The New York Times on Its ‘Kill More Civilians’ Op-Ed Writer

Old New York Times LogoGlenn Greenwald writes in Salon:

Last week, I wrote about the mysterious Op-Ed writer, Lara M. Dadkhah, published by the New York Times, who urged that the U.S. be less restrained about slaughtering Afghan civilians with air attacks (when Dadkhar reads things like this from today — “Airstrike kills dozens in Afghanistan … Ground forces at the scene found women and children among the casualties” — she presumably thinks: “yes, that’s exactly what we need more of”).

As I noted, beyond how deranged the argument was, virtually no information was disclosed about Dadkhah herself, who was allowed to tout her work for a “defense consulting company” without even specifying who it was. The Hillman Foundation’s Charles Kaiser asked NYT Op-Ed Page Editor David Shipley about this strange matter and received this reply:

We found Ms.
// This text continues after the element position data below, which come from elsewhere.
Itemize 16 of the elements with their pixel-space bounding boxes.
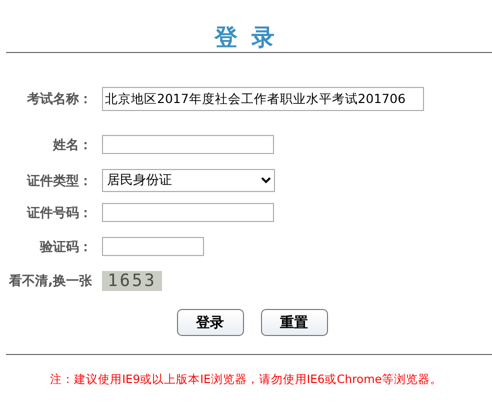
dropdown[interactable]: 居民身份证 [102, 169, 275, 192]
text-field[interactable] [102, 135, 274, 154]
refresh-captcha-link[interactable]: 看不清,换一张 [9, 272, 92, 290]
browser-note: 注：建议使用IE9或以上版本IE浏览器，请勿使用IE6或Chrome等浏览器。 [49, 372, 443, 387]
text-field[interactable] [102, 203, 274, 222]
text-field[interactable]: 北京地区2017年度社会工作者职业水平考试201706 [102, 87, 424, 111]
captcha-code[interactable]: 1653 [102, 271, 162, 291]
login-button[interactable]: 登录 [176, 309, 244, 336]
text-field[interactable] [102, 237, 204, 256]
page-title: 登 录 [213, 24, 278, 52]
field-label: 考试名称： [27, 91, 92, 108]
field-label: 验证码： [40, 238, 92, 256]
field-label: 证件类型： [27, 172, 92, 190]
field-label: 证件号码： [27, 204, 92, 222]
field-label: 姓名： [53, 136, 92, 154]
reset-button[interactable]: 重置 [260, 309, 328, 336]
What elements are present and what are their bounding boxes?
Dadkhah from work she did in Small Wars Journal, work that was part of her Ph.D. dissertation at Georgetown. Ms. Dadkhah only recently took a job at Booz Allen. We tend not to mention the names of companies — as it can run the risk of seeming self-promotional. I thought it was sufficient to have the author say, as she did high up in the piece, that “While I am employed by a defense consulting company, my research and opinions on air support are my own.” It’s worth underscoring that Ms. Dadkhah’s research regarding close air support came entirely from her doctoral research, and that these are issues she has written about over the the last couple years for Small Wars.

Read More of Glenn Greenwald’s article in Salon

4 Comments on "The New York Times on Its ‘Kill More Civilians’ Op-Ed Writer"

  1. it may make things easier in the short run but killing civilians makes things easy on the terrorists,
    makes recruiting simple for them. you can kill terrorists by the dozens but if you don't cut them off from their supply of recruits, and remove the reasons people support them it will never end.

  2. ioksototeaterofsouls | Feb 26, 2010 at 4:08 am |

    @ Sean

    AND it's fucking monsterous going into other people's countries uninvited, saying you're there to give them freedom and democracy and then killing thousands of innocent bystanders them when some of them don't want to jettison their culture and religoin in favout of big macs, porno mags and lucky strike. There are also practical considerations.

    That's what you actually meant right Sean?

    • banking on moral considerations to motavate government policy is useless so I stopped trying

      • ioksototeaterofsouls | Feb 26, 2010 at 9:12 am |

        Understandable reaction but making the issue purely one of practicality legitimizes the overall project. Keep stating the obvious even if it’s a chore. You owe those dead afghan kids that much at least.